No, not that kind of tipping.
I’m talking about snipping off the ends of tree branches to shorten them.
In the drawing, the blue line indicates roughly where someone snipped off the ends of branches a, b, c, and d. You can see how the tree responded: a spray of profuse new growth (“shoots” or “water sprouts”) from near the ends of the tipped branches.
At the tip of a tree branch there is a so-called terminal or apical bud. This specialized bud regulates growth of the entire branch. (After all, the tree needs to grow up and out to reach that all-important sunlight!)
A hormone is involved, called auxin. Think of auxin as being like a sleep potion. All those many other buds lying under the bark along each branch? Auxin keeps those buds dormant.
But if I snip off the terminal bud, some of those dormant buds along the branch “wake up.” They send out shoots which will become twigs which will become new branches.
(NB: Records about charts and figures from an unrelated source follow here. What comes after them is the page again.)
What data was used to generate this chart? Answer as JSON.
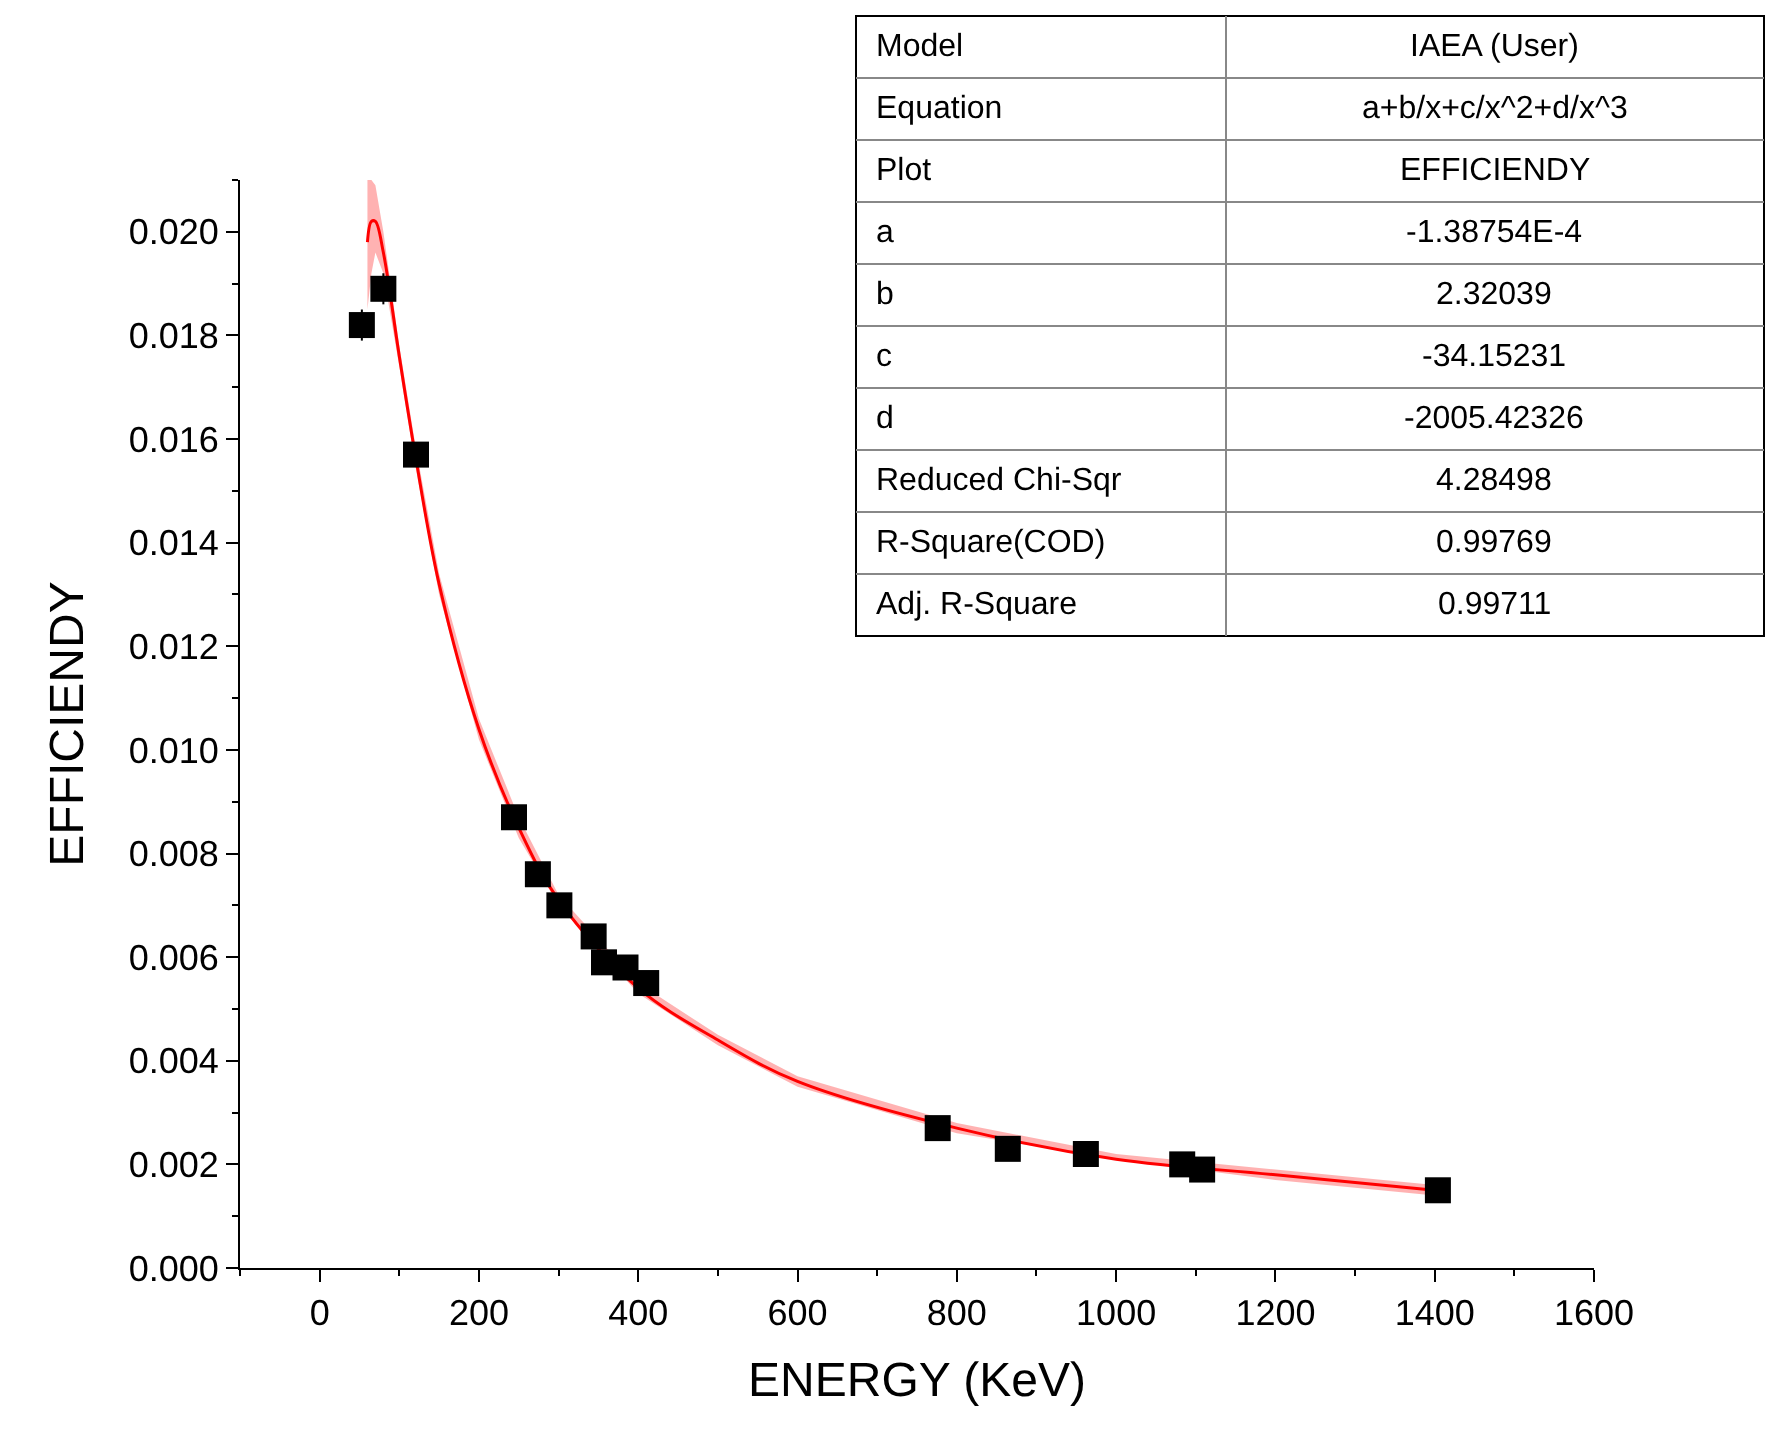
{
  "chart_data": {
    "type": "scatter",
    "xlabel": "ENERGY (KeV)",
    "ylabel": "EFFICIENDY",
    "xlim": [
      -100,
      1600
    ],
    "xticks": [
      0,
      200,
      400,
      600,
      800,
      1000,
      1200,
      1400,
      1600
    ],
    "ylim": [
      0,
      0.021
    ],
    "yticks": [
      {
        "value": 0,
        "label": "0.000"
      },
      {
        "value": 0.002,
        "label": "0.002"
      },
      {
        "value": 0.004,
        "label": "0.004"
      },
      {
        "value": 0.006,
        "label": "0.006"
      },
      {
        "value": 0.008,
        "label": "0.008"
      },
      {
        "value": 0.01,
        "label": "0.010"
      },
      {
        "value": 0.012,
        "label": "0.012"
      },
      {
        "value": 0.014,
        "label": "0.014"
      },
      {
        "value": 0.016,
        "label": "0.016"
      },
      {
        "value": 0.018,
        "label": "0.018"
      },
      {
        "value": 0.02,
        "label": "0.020"
      }
    ],
    "series": [
      {
        "color": "#000000",
        "marker": "square",
        "x": [
          53,
          80,
          121,
          244,
          274,
          301,
          344,
          357,
          384,
          410,
          776,
          864,
          962,
          1083,
          1108,
          1404
        ],
        "values": [
          0.0182,
          0.0189,
          0.0157,
          0.0087,
          0.0076,
          0.007,
          0.0064,
          0.0059,
          0.0058,
          0.0055,
          0.0027,
          0.0023,
          0.0022,
          0.002,
          0.0019,
          0.0015
        ],
        "errors": [
          0.0003,
          0.0003,
          null,
          null,
          null,
          null,
          null,
          null,
          null,
          null,
          null,
          null,
          null,
          null,
          null,
          null
        ]
      },
      {
        "type": "line",
        "color": "#ff0000",
        "marker": "none",
        "x": [
          60,
          65,
          70,
          80,
          100,
          120,
          150,
          200,
          250,
          300,
          400,
          500,
          600,
          800,
          1000,
          1200,
          1400
        ],
        "values": [
          0.0198,
          0.0202,
          0.0202,
          0.0196,
          0.0176,
          0.0157,
          0.0132,
          0.0104,
          0.0085,
          0.0071,
          0.0054,
          0.0044,
          0.0036,
          0.0027,
          0.0021,
          0.0018,
          0.0015
        ],
        "lower": [
          0.0185,
          0.0192,
          0.0196,
          0.0192,
          0.0174,
          0.0155,
          0.013,
          0.0102,
          0.0083,
          0.007,
          0.0053,
          0.0043,
          0.0035,
          0.0026,
          0.0021,
          0.0017,
          0.0014
        ],
        "upper": [
          0.021,
          0.021,
          0.0209,
          0.02,
          0.0178,
          0.0159,
          0.0134,
          0.0106,
          0.0087,
          0.0072,
          0.0055,
          0.0045,
          0.0037,
          0.0028,
          0.0022,
          0.0019,
          0.0016
        ]
      }
    ],
    "annotations": [
      "Model",
      "IAEA (User)",
      "Equation",
      "a+b/x+c/x^2+d/x^3",
      "Plot",
      "EFFICIENDY",
      "a",
      "-1.38754E-4",
      "b",
      "2.32039",
      "c",
      "-34.15231",
      "d",
      "-2005.42326",
      "Reduced Chi-Sqr",
      "4.28498",
      "R-Square(COD)",
      "0.99769",
      "Adj. R-Square",
      "0.99711"
    ]
  }
}
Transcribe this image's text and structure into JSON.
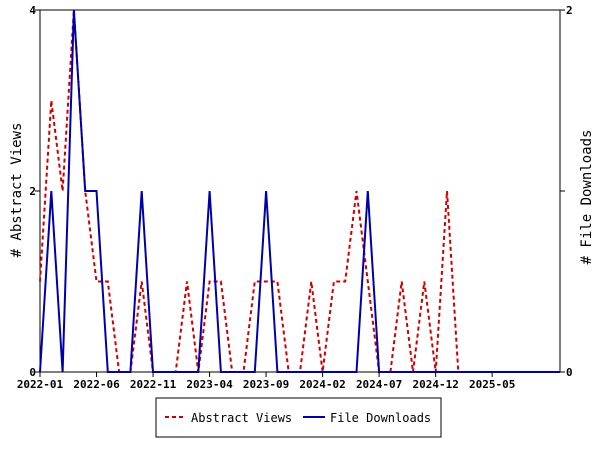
{
  "chart_data": {
    "type": "line",
    "x_ticks": [
      "2022-01",
      "2022-06",
      "2022-11",
      "2023-04",
      "2023-09",
      "2024-02",
      "2024-07",
      "2024-12",
      "2025-05"
    ],
    "ylabel_left": "# Abstract Views",
    "ylabel_right": "# File Downloads",
    "y_left_ticks": [
      "0",
      "2",
      "4"
    ],
    "y_right_ticks": [
      "0",
      "1",
      "2"
    ],
    "ylim_left": [
      0,
      4
    ],
    "ylim_right": [
      0,
      2
    ],
    "x_months": [
      0,
      1,
      2,
      3,
      4,
      5,
      6,
      7,
      8,
      9,
      10,
      11,
      12,
      13,
      14,
      15,
      16,
      17,
      18,
      19,
      20,
      21,
      22,
      23,
      24,
      25,
      26,
      27,
      28,
      29,
      30,
      31,
      32,
      33,
      34,
      35,
      36,
      37,
      38,
      39,
      40,
      41,
      42,
      43,
      44,
      45,
      46
    ],
    "series": [
      {
        "name": "Abstract Views",
        "axis": "left",
        "color": "#cc0000",
        "dash": true,
        "values": [
          1,
          3,
          2,
          4,
          2,
          1,
          1,
          0,
          0,
          1,
          0,
          0,
          0,
          1,
          0,
          1,
          1,
          0,
          0,
          1,
          1,
          1,
          0,
          0,
          1,
          0,
          1,
          1,
          2,
          1,
          0,
          0,
          1,
          0,
          1,
          0,
          2,
          0,
          0,
          0,
          0,
          0,
          0,
          0,
          0,
          0,
          0
        ]
      },
      {
        "name": "File Downloads",
        "axis": "right",
        "color": "#0000aa",
        "dash": false,
        "values": [
          0,
          1,
          0,
          2,
          1,
          1,
          0,
          0,
          0,
          1,
          0,
          0,
          0,
          0,
          0,
          1,
          0,
          0,
          0,
          0,
          1,
          0,
          0,
          0,
          0,
          0,
          0,
          0,
          0,
          1,
          0,
          0,
          0,
          0,
          0,
          0,
          0,
          0,
          0,
          0,
          0,
          0,
          0,
          0,
          0,
          0,
          0
        ]
      }
    ],
    "legend_position": "bottom-center",
    "grid": false
  },
  "colors": {
    "views_color": "#cc0000",
    "downloads_color": "#0000aa"
  }
}
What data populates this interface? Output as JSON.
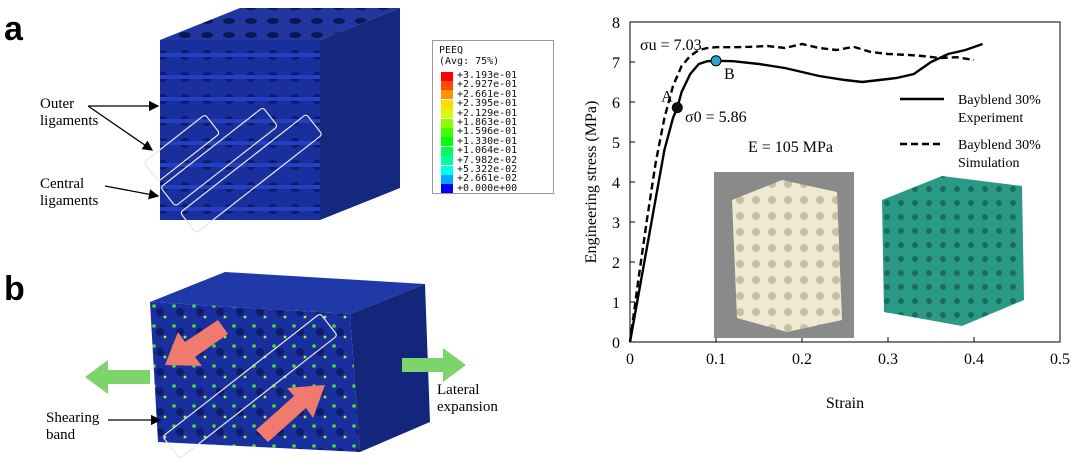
{
  "panels": {
    "a": "a",
    "b": "b"
  },
  "legend": {
    "title_line1": "PEEQ",
    "title_line2": "(Avg: 75%)",
    "entries": [
      {
        "label": "+3.193e-01",
        "color": "#ff0000"
      },
      {
        "label": "+2.927e-01",
        "color": "#ff4a00"
      },
      {
        "label": "+2.661e-01",
        "color": "#ff9400"
      },
      {
        "label": "+2.395e-01",
        "color": "#ffdd00"
      },
      {
        "label": "+2.129e-01",
        "color": "#d4ff00"
      },
      {
        "label": "+1.863e-01",
        "color": "#8aff00"
      },
      {
        "label": "+1.596e-01",
        "color": "#3fff00"
      },
      {
        "label": "+1.330e-01",
        "color": "#00ff0a"
      },
      {
        "label": "+1.064e-01",
        "color": "#00ff55"
      },
      {
        "label": "+7.982e-02",
        "color": "#00ffa0"
      },
      {
        "label": "+5.322e-02",
        "color": "#00ffea"
      },
      {
        "label": "+2.661e-02",
        "color": "#00aaff"
      },
      {
        "label": "+0.000e+00",
        "color": "#0000ff"
      }
    ]
  },
  "panel_a": {
    "outer_label_1": "Outer",
    "outer_label_2": "ligaments",
    "central_label_1": "Central",
    "central_label_2": "ligaments"
  },
  "panel_b": {
    "shear_label_1": "Shearing",
    "shear_label_2": "band",
    "lateral_label_1": "Lateral",
    "lateral_label_2": "expansion"
  },
  "colors": {
    "cube_blue": "#1a2f9e",
    "cube_dark": "#0e1a6a",
    "arrow_green": "#7dd46a",
    "arrow_red": "#f07a6e",
    "sim_cube": "#2a9a86"
  },
  "chart_data": {
    "type": "line",
    "xlabel": "Strain",
    "ylabel": "Engineering stress (MPa)",
    "xlim": [
      0,
      0.5
    ],
    "ylim": [
      0,
      8
    ],
    "xticks": [
      "0",
      "0.1",
      "0.2",
      "0.3",
      "0.4",
      "0.5"
    ],
    "yticks": [
      "0",
      "1",
      "2",
      "3",
      "4",
      "5",
      "6",
      "7",
      "8"
    ],
    "series": [
      {
        "name": "Bayblend 30% Experiment",
        "style": "solid",
        "x": [
          0,
          0.01,
          0.02,
          0.03,
          0.04,
          0.05,
          0.055,
          0.06,
          0.07,
          0.08,
          0.09,
          0.1,
          0.12,
          0.15,
          0.18,
          0.2,
          0.22,
          0.25,
          0.27,
          0.29,
          0.31,
          0.33,
          0.35,
          0.37,
          0.39,
          0.41
        ],
        "y": [
          0,
          1.2,
          2.4,
          3.6,
          4.8,
          5.6,
          5.86,
          6.25,
          6.7,
          6.95,
          7.02,
          7.03,
          7.02,
          6.95,
          6.85,
          6.75,
          6.65,
          6.55,
          6.5,
          6.55,
          6.6,
          6.7,
          7.0,
          7.2,
          7.3,
          7.45
        ]
      },
      {
        "name": "Bayblend 30% Simulation",
        "style": "dashed",
        "x": [
          0,
          0.01,
          0.02,
          0.03,
          0.04,
          0.05,
          0.06,
          0.07,
          0.08,
          0.09,
          0.1,
          0.12,
          0.14,
          0.16,
          0.18,
          0.2,
          0.22,
          0.24,
          0.26,
          0.28,
          0.3,
          0.32,
          0.34,
          0.36,
          0.38,
          0.4
        ],
        "y": [
          0,
          1.6,
          3.1,
          4.5,
          5.6,
          6.4,
          6.9,
          7.15,
          7.3,
          7.35,
          7.37,
          7.37,
          7.38,
          7.4,
          7.35,
          7.45,
          7.35,
          7.3,
          7.38,
          7.25,
          7.2,
          7.18,
          7.15,
          7.1,
          7.12,
          7.05
        ]
      }
    ],
    "points": [
      {
        "label": "A",
        "x": 0.055,
        "y": 5.86,
        "color": "#111111"
      },
      {
        "label": "B",
        "x": 0.1,
        "y": 7.03,
        "color": "#2aa6d6"
      }
    ],
    "annotations": {
      "sigma_u": "σu = 7.03",
      "sigma_0": "σ0 = 5.86",
      "modulus": "E = 105 MPa"
    },
    "legend_placement": "right"
  }
}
Tipping a branch to clear a sidewalk or street is usually counterproductive. Within a year or two, the problem will be twice or three times as bad. Look how many sprouts were growing on this tipped Bradford pear. (Located on Austin Avenue at its intersection with Euclid. Thanks to Meghan for identifying this hazard to pedestrians.)
Instead, always cut a branch just beyond a node. A node is simply where a leaf, twig, or secondary branch attaches to a larger part of the tree.
Put differently, your goal is always to leave a bud which can become the new terminal or apical bud of that branch, controlling that essential hormone auxin, so that the tree can grow up and out.